Lyra is super curious about her uncle; she dreams of going North with him next time he leaves. But when she peeps in the window to see what he's doing, she finds The Master of Jordan (Clarke Peters) and Librarian Scholar Charles (Ian Gelder) plotting to poison him, putting a drug in Asriel's favorite wine. When Asriel returns and begins to pour a glass, Lyra flies through the window to stop him. As a reward for saving his life, she's allowed to hide out as a spy (and see his presentation). But that's as far as he goes. When Asriel heads out, Lyra must stay behind.
Asriel's presentation is all about "Dust," a mysterious substance that surrounds every person if you look through the right lens. Using that same lens on the Aurora Borealis shows something even more magical: a city in the sky. Asriel wants money from Oxford to go back, to try to find out what this is, and more importantly, what Dust is. One thing he has discovered: Children are Dust-free, and only start collecting it once their daemons take their final form.
Oxford's scholars vote to give him the money, though they fear the Magisterium will come down on them like bricks for it. They're right, when word reaches the HQ in Geneva, Father MacPhail (Will Keen) does not approve, though why is not clear. To put down this minor intellectual insurrection, he sends two people: Lord Carlo Boreal (Ariyon Bakare) and Mrs. Coulter (Ruth Wilson). Coulter takes an immediate shine to Lyra upon meeting her, sitting with the girl at dinner, and telling Lyra stories about her adventures exploring the North. Lyra is captivated. With only male figures to look up to her entire life, this is the first woman she's seen who stands as their intellectual equal. When Mrs. Coulter asks Lyra to come with her to London and then travel North together, Lyra is in before Coulter can finish asking.

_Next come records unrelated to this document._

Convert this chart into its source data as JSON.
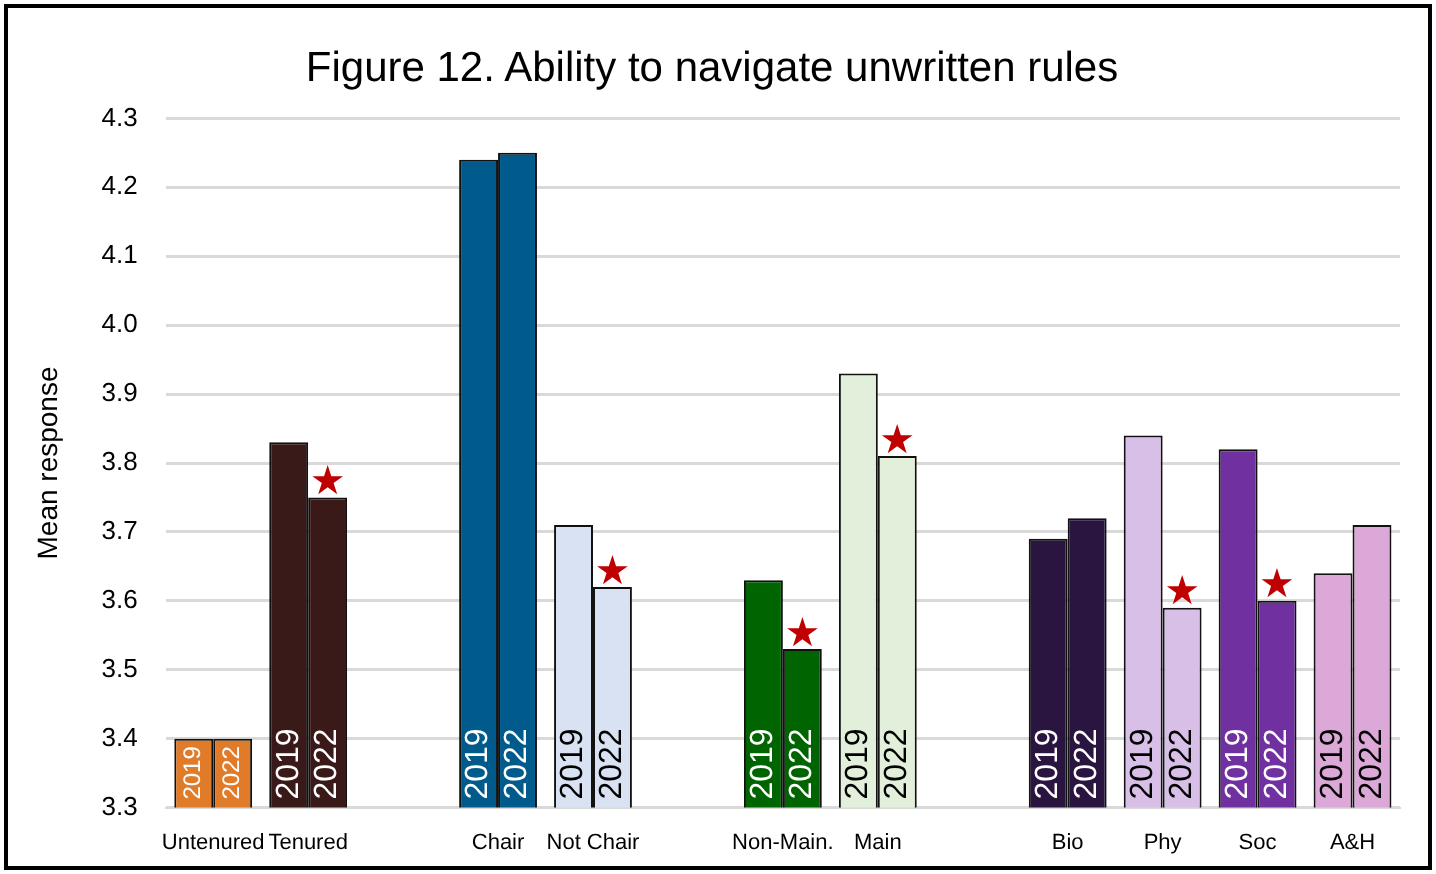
{
  "chart_data": {
    "type": "bar",
    "title": "Figure 12. Ability to navigate unwritten rules",
    "ylabel": "Mean response",
    "categories": [
      "Untenured",
      "Tenured",
      null,
      "Chair",
      "Not Chair",
      null,
      "Non-Main.",
      "Main",
      null,
      "Bio",
      "Phy",
      "Soc",
      "A&H"
    ],
    "series": [
      {
        "name": "2019",
        "values": [
          3.4,
          3.83,
          null,
          4.24,
          3.71,
          null,
          3.63,
          3.93,
          null,
          3.69,
          3.84,
          3.82,
          3.64
        ],
        "colors": [
          "#e07b2a",
          "#3a1a18",
          null,
          "#005b8c",
          "#d9e2f3",
          null,
          "#006400",
          "#e2efda",
          null,
          "#2a1540",
          "#d8bfe8",
          "#7030a0",
          "#dca8d8"
        ]
      },
      {
        "name": "2022",
        "values": [
          3.4,
          3.75,
          null,
          4.25,
          3.62,
          null,
          3.53,
          3.81,
          null,
          3.72,
          3.59,
          3.6,
          3.71
        ],
        "colors": [
          "#e07b2a",
          "#3a1a18",
          null,
          "#005b8c",
          "#d9e2f3",
          null,
          "#006400",
          "#e2efda",
          null,
          "#2a1540",
          "#d8bfe8",
          "#7030a0",
          "#dca8d8"
        ]
      }
    ],
    "ylim": [
      3.3,
      4.3
    ],
    "yticks": [
      3.3,
      3.4,
      3.5,
      3.6,
      3.7,
      3.8,
      3.9,
      {
        "value": 4,
        "label": "4.0"
      },
      4.1,
      4.2,
      4.3
    ],
    "grid": "y",
    "legend": false,
    "annotations": [
      {
        "text": "★",
        "x": "Tenured",
        "y": 3.77
      },
      {
        "text": "★",
        "x": "Not Chair",
        "y": 3.64
      },
      {
        "text": "★",
        "x": "Non-Main.",
        "y": 3.55
      },
      {
        "text": "★",
        "x": "Main",
        "y": 3.83
      },
      {
        "text": "★",
        "x": "Phy",
        "y": 3.61
      },
      {
        "text": "★",
        "x": "Soc",
        "y": 3.62
      }
    ]
  }
}
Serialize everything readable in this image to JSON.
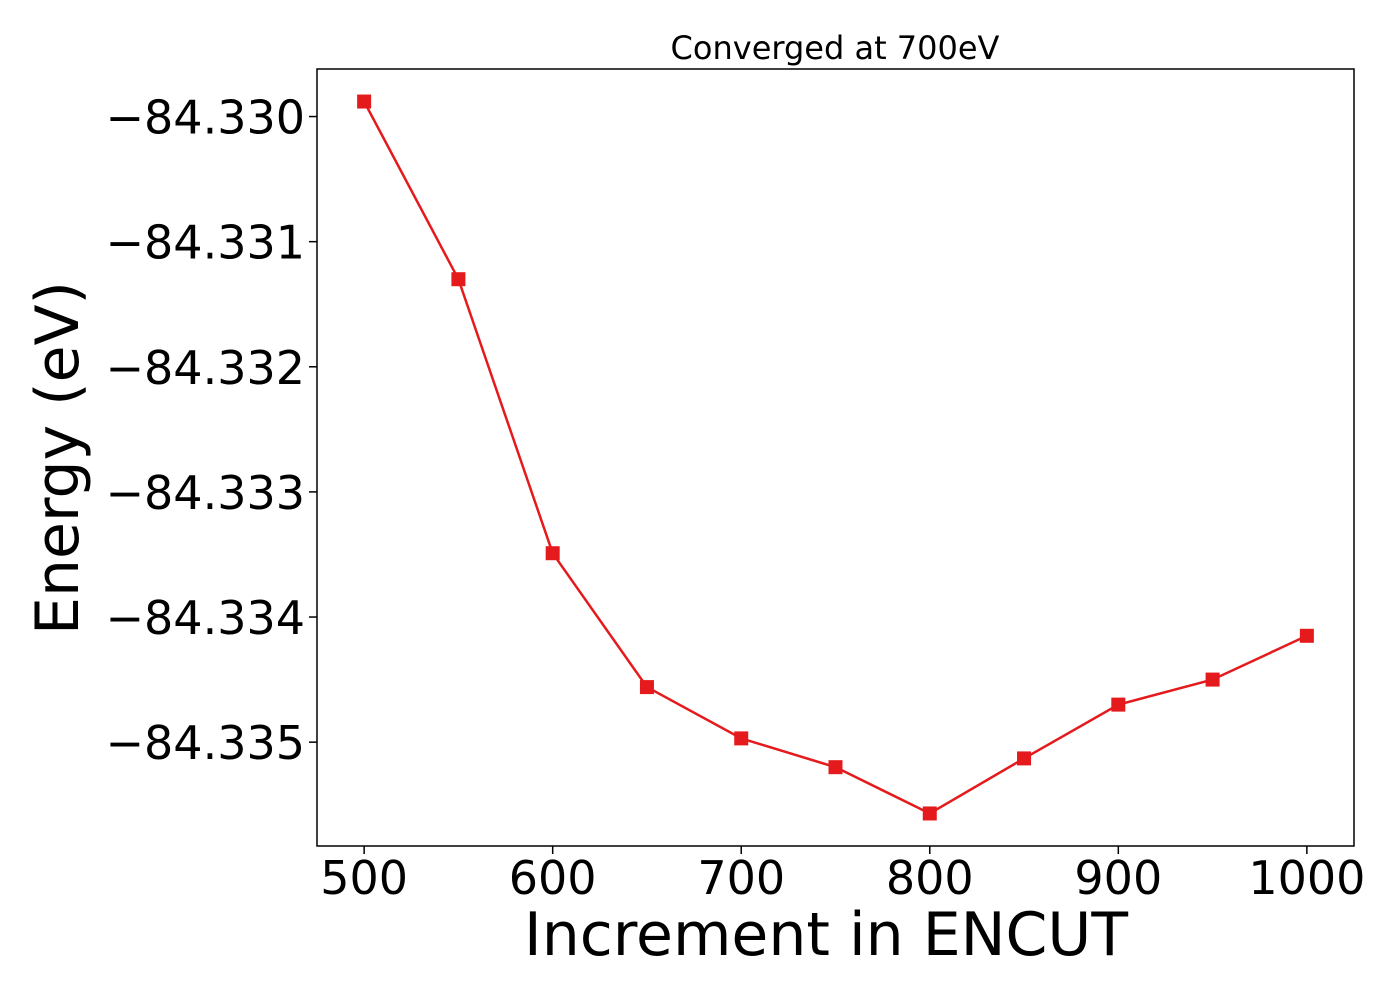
{
  "chart_data": {
    "type": "line",
    "title": "Converged at 700eV",
    "xlabel": "Increment in ENCUT",
    "ylabel": "Energy (eV)",
    "x": [
      500,
      550,
      600,
      650,
      700,
      750,
      800,
      850,
      900,
      950,
      1000
    ],
    "series": [
      {
        "values": [
          -84.32988,
          -84.3313,
          -84.33349,
          -84.33456,
          -84.33497,
          -84.3352,
          -84.33557,
          -84.33513,
          -84.3347,
          -84.3345,
          -84.33415
        ],
        "color": "#e41a1c",
        "marker": "square"
      }
    ],
    "xticks": [
      500,
      600,
      700,
      800,
      900,
      1000
    ],
    "xtick_labels": [
      "500",
      "600",
      "700",
      "800",
      "900",
      "1000"
    ],
    "yticks": [
      -84.33,
      -84.331,
      -84.332,
      -84.333,
      -84.334,
      -84.335
    ],
    "ytick_labels": [
      "−84.330",
      "−84.331",
      "−84.332",
      "−84.333",
      "−84.334",
      "−84.335"
    ],
    "xlim": [
      475,
      1025
    ],
    "ylim": [
      -84.33583,
      -84.32962
    ],
    "grid": false,
    "legend": "none"
  }
}
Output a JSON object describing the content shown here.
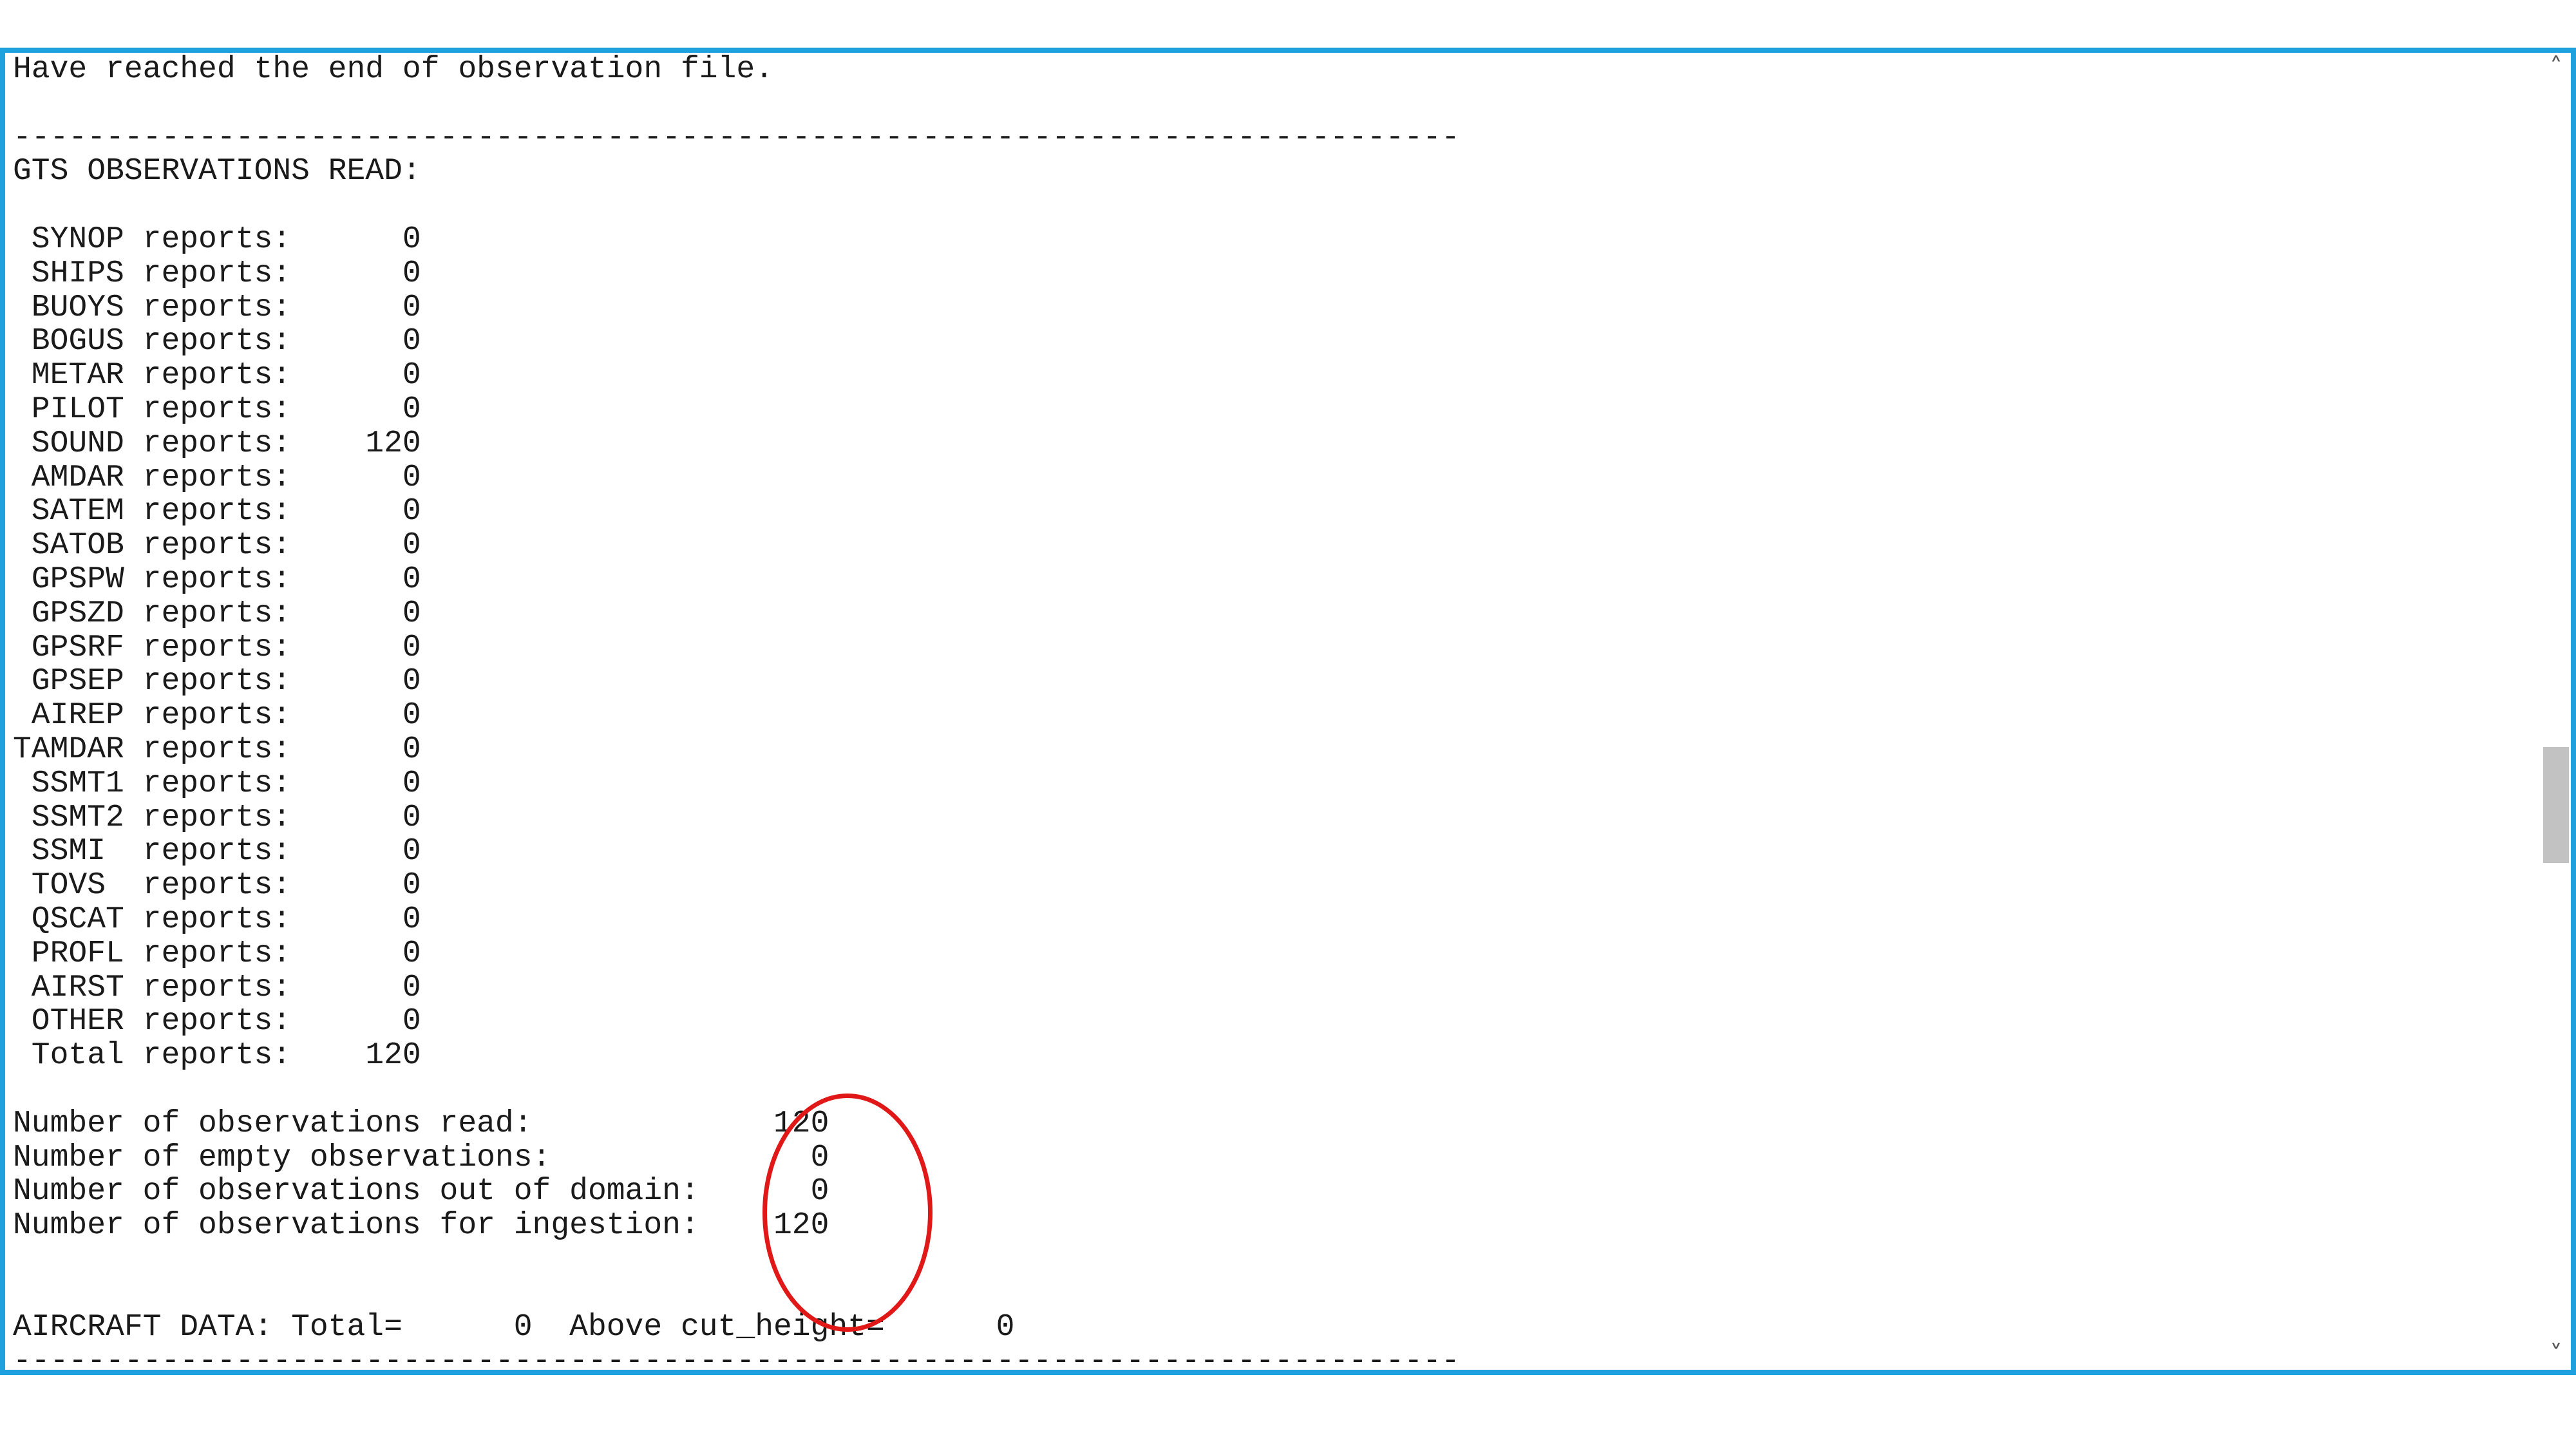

But while Lyra's eyes are full of adventure and possibilities, she's missed something. Children have been disappearing in London. Now they've started to do the same in Oxford since Coulter came to town. First, it's a Gyptian boy, Billy Costa (Tyler Howitt), a child of the Romany-like band who travel along Oxford's waterways. And then, just as Lyra is about to leave, Roger disappears as well. Mrs. Coulter promises that once they get to London, they'll search for him and the "Gobblers" who are rumored to be taking these children. Little does Lyra know Roger is on the same flight, caged up, and kidnapped to be taken god-knows-where.